You can buy the hive boxes and frames preassembled or in pieces. If they’re sold collapsed, assembly instructions will come with them. Don’t buy “everything you need to get started” kits, because those will come with extra parts that you don’t need for backward beekeeping. Buy the pieces separately, as listed on page
273
. You can paint the assembled hive if you wish, but use latex paint and only paint the outer surfaces.

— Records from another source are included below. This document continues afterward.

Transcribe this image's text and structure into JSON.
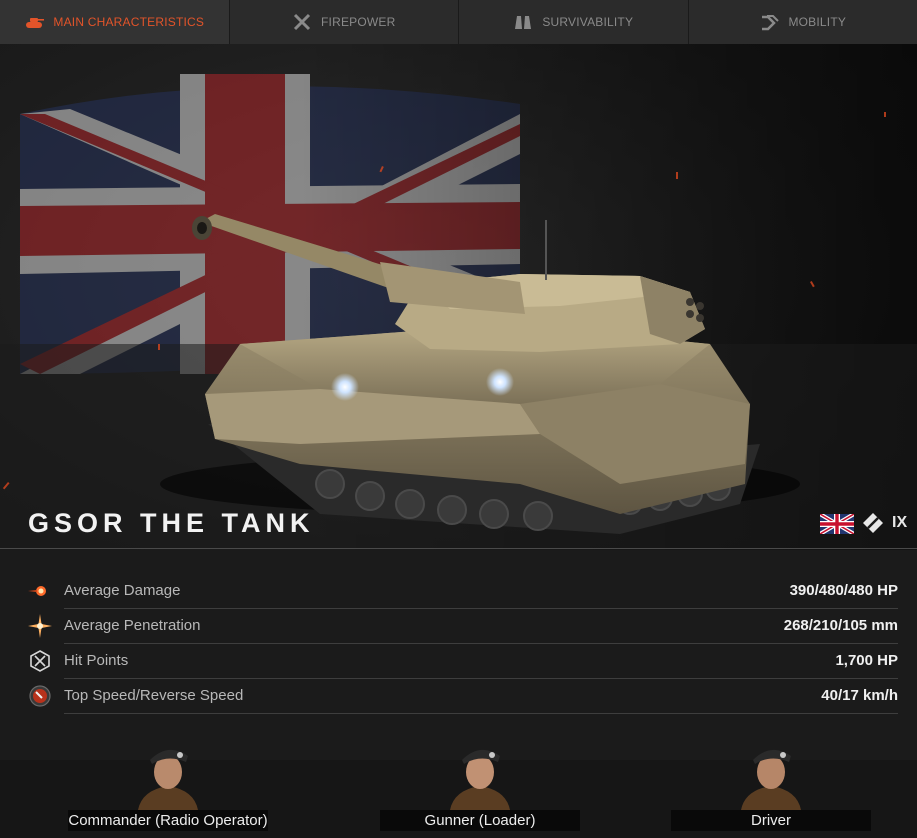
{
  "tabs": [
    {
      "label": "MAIN CHARACTERISTICS",
      "icon": "tank-icon",
      "active": true
    },
    {
      "label": "FIREPOWER",
      "icon": "crossed-guns-icon",
      "active": false
    },
    {
      "label": "SURVIVABILITY",
      "icon": "armor-icon",
      "active": false
    },
    {
      "label": "MOBILITY",
      "icon": "track-icon",
      "active": false
    }
  ],
  "vehicle": {
    "name": "GSOR THE TANK",
    "nation_flag": "uk-flag-icon",
    "class_icon": "medium-tank-class-icon",
    "tier": "IX"
  },
  "stats": [
    {
      "label": "Average Damage",
      "value": "390/480/480 HP",
      "icon": "damage-icon"
    },
    {
      "label": "Average Penetration",
      "value": "268/210/105 mm",
      "icon": "penetration-icon"
    },
    {
      "label": "Hit Points",
      "value": "1,700 HP",
      "icon": "hit-points-icon"
    },
    {
      "label": "Top Speed/Reverse Speed",
      "value": "40/17 km/h",
      "icon": "speed-icon"
    }
  ],
  "crew": [
    {
      "role": "Commander (Radio Operator)"
    },
    {
      "role": "Gunner (Loader)"
    },
    {
      "role": "Driver"
    }
  ],
  "colors": {
    "accent": "#e2542a",
    "background": "#1b1b1b",
    "tab_bg": "#2b2b2b"
  }
}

As a backward beekeeper, you’ll have to fit the empty frames with starter strips, because starter stips are not standard equipment. As discussed above, we don’t use frames filled with foundation. We let the bees build their own comb, but we give them some help by putting a narrow wax strip at the top of the empty frame. If you look at the top bar of an empty frame, you’ll see a groove running along the underside of it. Glue a stir stick lengthwise into the groove of each frame to serve as a foundation for the wax. The sticks will be shorter than the length of the frames, so you will need to snap additional sticks into smaller pieces to fill the gaps. The fit does not have to be perfect.

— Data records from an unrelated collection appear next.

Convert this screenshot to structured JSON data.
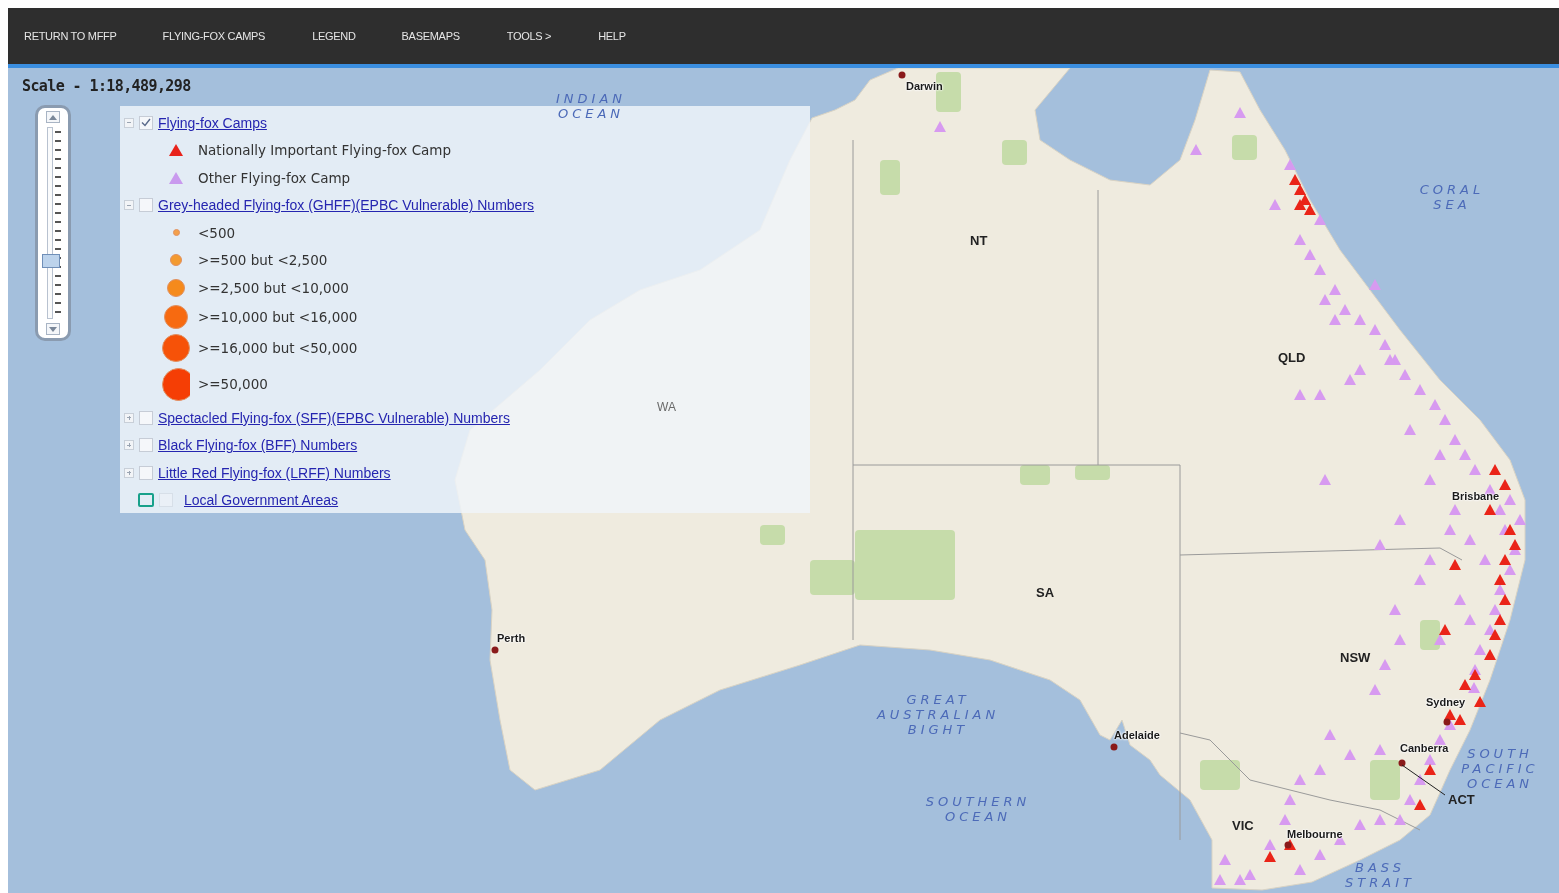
{
  "nav": [
    {
      "label": "RETURN TO MFFP"
    },
    {
      "label": "FLYING-FOX CAMPS"
    },
    {
      "label": "LEGEND"
    },
    {
      "label": "BASEMAPS"
    },
    {
      "label": "TOOLS >"
    },
    {
      "label": "HELP"
    }
  ],
  "scale": "Scale - 1:18,489,298",
  "zoom_slider": {
    "level": 0.3
  },
  "legend": {
    "layers": [
      {
        "kind": "group",
        "label": "Flying-fox Camps",
        "expanded": true,
        "checked": true,
        "children": [
          {
            "kind": "triangle",
            "label": "Nationally Important Flying-fox Camp",
            "color": "#e8221b"
          },
          {
            "kind": "triangle",
            "label": "Other Flying-fox Camp",
            "color": "#c99aee"
          }
        ]
      },
      {
        "kind": "group",
        "label": "Grey-headed Flying-fox (GHFF)(EPBC Vulnerable) Numbers",
        "expanded": true,
        "checked": false,
        "children": [
          {
            "kind": "circle",
            "label": "<500",
            "color": "#f3a04a"
          },
          {
            "kind": "circle",
            "label": ">=500 but <2,500",
            "color": "#f39a30"
          },
          {
            "kind": "circle",
            "label": ">=2,500 but <10,000",
            "color": "#f58a1c"
          },
          {
            "kind": "circle",
            "label": ">=10,000 but <16,000",
            "color": "#f76a10"
          },
          {
            "kind": "circle",
            "label": ">=16,000 but <50,000",
            "color": "#f65208"
          },
          {
            "kind": "circle",
            "label": ">=50,000",
            "color": "#f53e05"
          }
        ]
      },
      {
        "kind": "group",
        "label": "Spectacled Flying-fox (SFF)(EPBC Vulnerable) Numbers",
        "expanded": false,
        "checked": false
      },
      {
        "kind": "group",
        "label": "Black Flying-fox (BFF) Numbers",
        "expanded": false,
        "checked": false
      },
      {
        "kind": "group",
        "label": "Little Red Flying-fox (LRFF) Numbers",
        "expanded": false,
        "checked": false
      },
      {
        "kind": "area",
        "label": "Local Government Areas",
        "checked": false
      }
    ]
  },
  "map": {
    "labels": [
      {
        "kind": "sea",
        "lines": [
          "INDIAN",
          "OCEAN"
        ]
      },
      {
        "kind": "city",
        "text": "Darwin"
      },
      {
        "kind": "state",
        "text": "NT"
      },
      {
        "kind": "sea",
        "lines": [
          "CORAL",
          "SEA"
        ]
      },
      {
        "kind": "state",
        "text": "QLD"
      },
      {
        "kind": "region",
        "text": "WA"
      },
      {
        "kind": "city",
        "text": "Brisbane"
      },
      {
        "kind": "state",
        "text": "SA"
      },
      {
        "kind": "city",
        "text": "Perth"
      },
      {
        "kind": "state",
        "text": "NSW"
      },
      {
        "kind": "sea",
        "lines": [
          "GREAT",
          "AUSTRALIAN",
          "BIGHT"
        ]
      },
      {
        "kind": "city",
        "text": "Sydney"
      },
      {
        "kind": "city",
        "text": "Adelaide"
      },
      {
        "kind": "city",
        "text": "Canberra"
      },
      {
        "kind": "sea",
        "lines": [
          "SOUTH",
          "PACIFIC",
          "OCEAN"
        ]
      },
      {
        "kind": "state",
        "text": "ACT"
      },
      {
        "kind": "sea",
        "lines": [
          "SOUTHERN",
          "OCEAN"
        ]
      },
      {
        "kind": "state",
        "text": "VIC"
      },
      {
        "kind": "city",
        "text": "Melbourne"
      },
      {
        "kind": "sea",
        "lines": [
          "BASS",
          "STRAIT"
        ]
      }
    ]
  }
}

Put the beeswax in a clean tin can, and put that can in a saucepan of gently simmering water. Once the wax is melted, paint both sides of the strips with a coat of beeswax. Be sure to dab some along the groove to help hold the strips securely. The beeswax will set up as soon as it cools. Hang the frames in the boxes, 10 per box.

SET UP THE HIVE

To ensure happy bees, position the hive so that it receives morning sun. The bees need that warmth to get going. Beyond that, the hive should be sited in a remote corner where there’s not a lot of human traffic. A side yard is an ideal spot. Bees will be coming and going from the hive all day long. They usually approach from high and land at a steep angle, and they head straight up when they take off. As long as there’s a clear space of about 5 feet in front of the hive, you won’t often cross their flight path. But if you find that they’ve established a flight pattern that interferes with your routines (say they’re flying right over your garden bed), don’t be afraid to put up a standing trellis or screen near the hive to subtly reroute traffic. When they come across an obstacle like a screen or fence, they fly straight up the face of the obstacle, and then continue in whatever direction they wish to go.

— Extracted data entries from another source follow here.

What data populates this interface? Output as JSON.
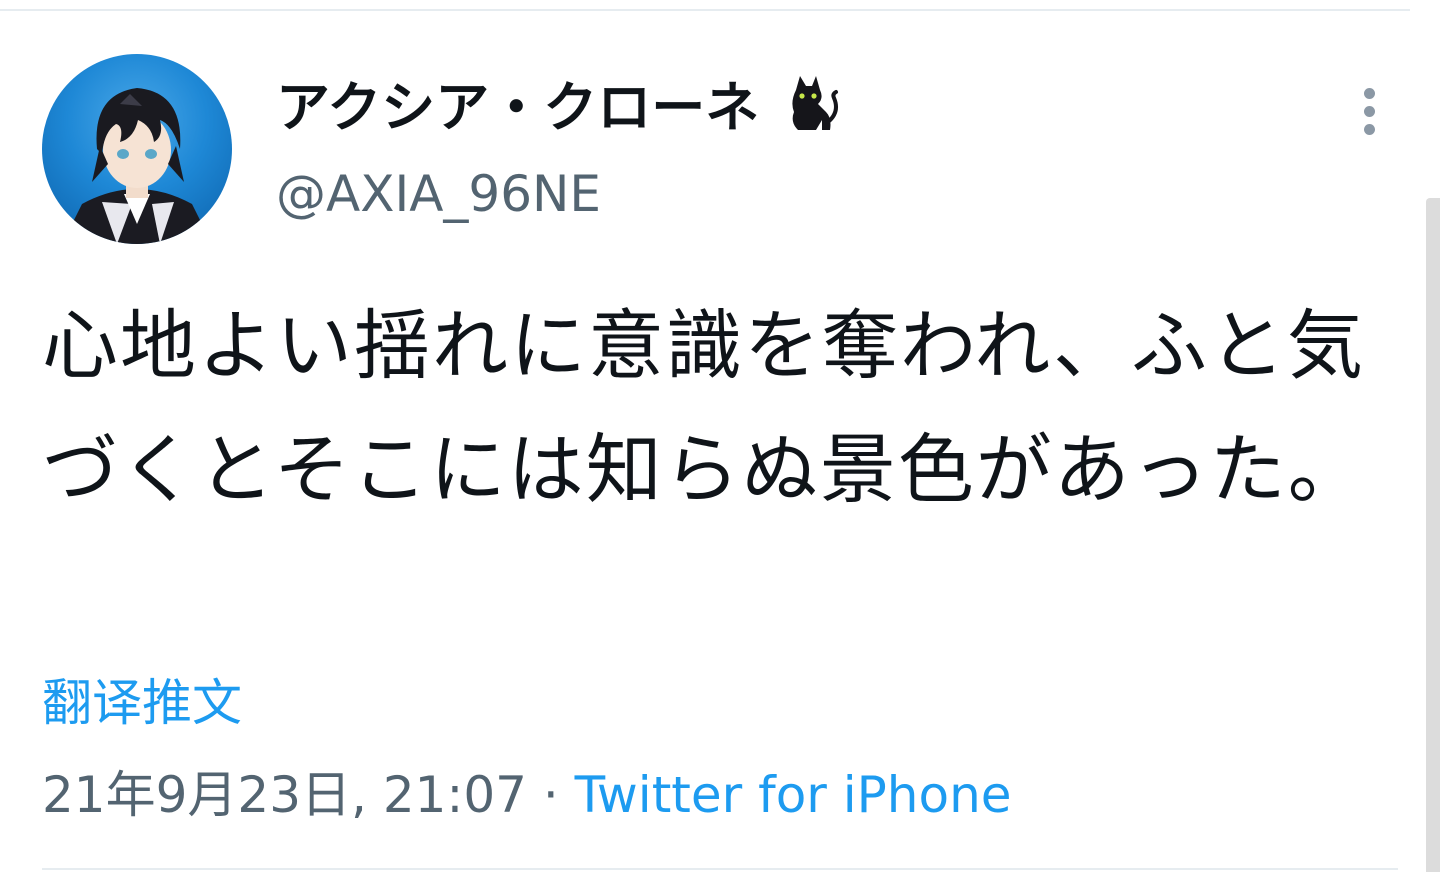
{
  "author": {
    "display_name": "アクシア・クローネ",
    "name_emoji": "black-cat-icon",
    "handle": "@AXIA_96NE"
  },
  "tweet": {
    "text": "心地よい揺れに意識を奪われ、ふと気づくとそこには知らぬ景色があった。",
    "translate_label": "翻译推文",
    "timestamp": "21年9月23日, 21:07",
    "separator": "·",
    "source": "Twitter for iPhone"
  },
  "colors": {
    "text_primary": "#0f1419",
    "text_secondary": "#536471",
    "link": "#1d9bf0",
    "divider": "#e6ecf0",
    "avatar_bg": "#1e88d6"
  }
}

The hive should not sit on the ground. Elevate it to coffee-table height to deter casual intrusions by skunks and other critters. But more important, bees need protection from ants. Ants love honey, and bees under attack from ants will often pack up and leave. For this reason, there needs to be an ant moat around the hive. The easiest way to do this is to put the hive on a footed table or stand. (Make sure the table is sturdy. As the hive grows, it will become heavy, perhaps as much as 200 pounds.) Sink each foot of the table in a can—a tuna can is enough, though you could use a deep can, like a tomato can—filled with oil of any kind: cheap cooking oil, motor oil, whatever you have. Make sure there are no other access routes available to ants. Trim away foliage that touches the hive, for instance. Even tall grass can become an ant bridge.